ORIENTACIÓN EDUCATIVA I
CUARTO DE BACHILLERATO
EL HOMBRE EN SU MEDIO
CUARTO DE BACHILLERATO
EL HOMBRE EN SU MEDIO
6. TRASCENDENCIA
(APERTURA A LO ILIMITADO)
Los humanos dan cuenta de la inmensidad de los espacios siderales y de la eternidad, comparada con los cuales su vida propia no parece más que una sombra fugaz, que pasa siempre, demasiado pronto, la conciencia de su propia pequeñez, lo sobrecoge y le lleva a preguntar “¿por qué existes precisamente en este momento? ¿Quién o qué me puso en la existencia?” Preguntas éstas que entrañan la gran cuestión del ¿para qué vivir?, es decir, de la finalidad más definitiva y fundamental que puede tener nuestra vida.

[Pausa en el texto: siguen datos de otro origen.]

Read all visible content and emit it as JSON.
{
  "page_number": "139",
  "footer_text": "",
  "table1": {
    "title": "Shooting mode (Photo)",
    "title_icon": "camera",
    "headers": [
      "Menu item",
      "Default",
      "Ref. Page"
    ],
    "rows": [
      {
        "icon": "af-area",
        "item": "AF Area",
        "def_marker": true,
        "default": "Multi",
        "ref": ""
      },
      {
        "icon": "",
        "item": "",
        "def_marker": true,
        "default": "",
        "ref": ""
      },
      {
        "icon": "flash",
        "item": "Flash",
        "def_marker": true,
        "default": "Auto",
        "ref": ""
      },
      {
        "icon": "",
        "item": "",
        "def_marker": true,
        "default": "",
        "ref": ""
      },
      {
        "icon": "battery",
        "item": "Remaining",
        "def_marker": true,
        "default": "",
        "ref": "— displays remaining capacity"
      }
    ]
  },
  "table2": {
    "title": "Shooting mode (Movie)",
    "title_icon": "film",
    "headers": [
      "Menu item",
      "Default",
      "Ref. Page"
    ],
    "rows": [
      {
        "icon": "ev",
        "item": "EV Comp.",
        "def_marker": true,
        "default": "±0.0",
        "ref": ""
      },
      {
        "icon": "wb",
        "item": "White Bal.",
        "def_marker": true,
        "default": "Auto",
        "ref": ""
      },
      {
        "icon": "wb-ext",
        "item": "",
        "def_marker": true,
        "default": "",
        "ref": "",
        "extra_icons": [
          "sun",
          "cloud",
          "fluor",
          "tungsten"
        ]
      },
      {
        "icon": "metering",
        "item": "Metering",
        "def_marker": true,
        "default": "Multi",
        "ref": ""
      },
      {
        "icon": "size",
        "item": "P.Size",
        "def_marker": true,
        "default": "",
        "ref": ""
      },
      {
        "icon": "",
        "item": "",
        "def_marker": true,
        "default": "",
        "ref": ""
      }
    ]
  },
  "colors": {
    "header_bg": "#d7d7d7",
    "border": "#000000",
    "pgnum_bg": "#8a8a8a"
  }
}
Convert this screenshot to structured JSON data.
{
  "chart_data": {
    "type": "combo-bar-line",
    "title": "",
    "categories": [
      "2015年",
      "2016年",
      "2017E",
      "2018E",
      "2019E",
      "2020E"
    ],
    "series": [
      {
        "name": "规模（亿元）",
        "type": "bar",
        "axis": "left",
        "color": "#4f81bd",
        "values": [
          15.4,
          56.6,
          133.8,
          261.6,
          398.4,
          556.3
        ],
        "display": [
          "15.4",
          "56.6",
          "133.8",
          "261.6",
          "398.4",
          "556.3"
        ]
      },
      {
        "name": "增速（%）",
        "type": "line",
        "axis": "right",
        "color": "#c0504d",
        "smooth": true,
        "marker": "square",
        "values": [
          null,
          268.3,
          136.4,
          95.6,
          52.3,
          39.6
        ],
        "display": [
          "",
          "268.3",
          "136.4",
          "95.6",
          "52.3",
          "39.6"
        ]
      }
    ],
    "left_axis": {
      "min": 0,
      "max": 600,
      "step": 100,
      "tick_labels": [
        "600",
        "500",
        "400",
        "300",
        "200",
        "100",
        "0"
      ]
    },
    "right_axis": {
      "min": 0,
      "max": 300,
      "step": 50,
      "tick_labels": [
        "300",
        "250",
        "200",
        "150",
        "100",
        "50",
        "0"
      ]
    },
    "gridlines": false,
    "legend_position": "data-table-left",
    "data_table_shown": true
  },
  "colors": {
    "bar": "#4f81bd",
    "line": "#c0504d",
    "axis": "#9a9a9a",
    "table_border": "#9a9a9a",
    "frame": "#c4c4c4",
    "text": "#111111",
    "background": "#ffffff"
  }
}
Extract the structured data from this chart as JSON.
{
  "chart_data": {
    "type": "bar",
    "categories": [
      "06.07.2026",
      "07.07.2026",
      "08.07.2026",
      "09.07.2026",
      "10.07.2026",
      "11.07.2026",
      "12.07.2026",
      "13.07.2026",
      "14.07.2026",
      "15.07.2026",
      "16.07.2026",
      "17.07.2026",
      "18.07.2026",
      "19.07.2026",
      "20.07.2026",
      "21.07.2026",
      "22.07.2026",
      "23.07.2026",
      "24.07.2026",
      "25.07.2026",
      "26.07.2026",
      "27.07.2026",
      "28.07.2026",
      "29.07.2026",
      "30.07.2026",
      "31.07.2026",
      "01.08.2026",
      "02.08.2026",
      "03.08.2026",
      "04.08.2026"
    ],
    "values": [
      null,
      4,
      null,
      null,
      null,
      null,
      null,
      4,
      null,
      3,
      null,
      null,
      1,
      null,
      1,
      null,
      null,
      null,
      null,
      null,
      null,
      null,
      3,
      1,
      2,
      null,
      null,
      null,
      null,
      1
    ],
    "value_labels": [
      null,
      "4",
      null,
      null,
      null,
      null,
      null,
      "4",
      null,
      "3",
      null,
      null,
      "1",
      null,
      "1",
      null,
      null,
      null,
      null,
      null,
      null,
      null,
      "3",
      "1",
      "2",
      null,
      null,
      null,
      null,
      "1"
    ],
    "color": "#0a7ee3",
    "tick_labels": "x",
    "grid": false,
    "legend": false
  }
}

La reflexión sobre nuestra existencia relativa, limitada, contingente, amenazada de desaparición en cualquier instante, que se nos escurre de entre las manos con cada segundo, con cada latido de nuestro corazón, así como la conciencia clara de que tenemos que morir, nos revela el desesperado y profundo anhelo de inmortalidad, el afán de vivir una vida ilimitada, que todas las culturas y religiones, de una manera y otra, han manifestado.
En efecto, no queremos acabarnos, dejar de ser, que la nada nos devore. Decididamente rechazamos la idea de morir, al menos de morir del todo; la idea de la aniquilación nos angustia y rebela. “preferible el mismo infierno a la aniquilación de mi ser”, ha dicho Unamuno. ¿Para qué la vida, si se acaba completamente con la muerte? ¿Qué sentido puede tener este breve parpadeo que es la vida, donde ha más dolor que gozo, si no hay “algo” más allá de la muerte? “Algo” que deseamos, tememos, esperamos o desesperamos de encontrar.
Así pues, en la entraña del humano, único capaz de poner en el tapete de la discusión la cuestión del sentido que tiene su propia existencia, late siempre la inquietud por alcanzar lo absolutamente definitivo, que no se acabe jamás, que se sacie su sed de eternidad: de ser siempre, de ser más, de “serlo todo”. En una palabra, en el humano no descansa el perpetuo afán que aspira a colmar su capacidad de superar los propios límites y perfeccionarse, y colmarla nada menos que con la perfección misma.
Por ello se ha dicho del ser humano que es “el peregrino de lo Absoluto”, el ser siempre en camino, en búsqueda incesante de una consistencia que vaya más allá de las limitaciones que descubre en sí mismo y en las realidades de este mundo. He aquí el resorte que anima los dinamismos de su conocer y su querer, los cuales siempre apuntan a lo que rebasa los bienes y los conocimientos que son limitados. Nuestra apertura a la realidad se dirige a la verdad sin límites, al bien sin límites; no se conforma con menos. Es, pues, lo propio del ser humano el abrirse a un horizonte ilimitado, al horizonte de lo que es sin restricciones.
De aquí que el preguntarse por el Ser Absoluto, aparezca el humano como una necesidad ineludible, aún cuando la respuesta a la cual éste llegara fuera la de que no hay Dios, que el humano lo ha creado “a su imagen y semejanza”, o la de que, si existe la divinidad, está tan lejana a nosotros que somos imperfectos, que de ella nada podemos saber.
Resta el problema de asumir las consecuencias: si, como ya ha sido proclamado, “Dios ha muerto”, si lo hemos matado en nuestras conciencias, ¿qué sentido alcanzará la propia vida?, ¿qué es lo que puede evitar que la realidad se vuelva algo absurdo que el humano, sin embargo, irremediablemente ha de afrontar?
Andar en pos de la respuesta a la gran pregunta por el sentido más radical, definitivo y último, de su existencia, por el sentido del mal, del sufrimiento, de la muerte, de la realidad toda; ésta es la tarea que más profundamente compete, y compromete, al ser humano, ese peregrino, y que lo lleva a trazar la ruta de su propio destino.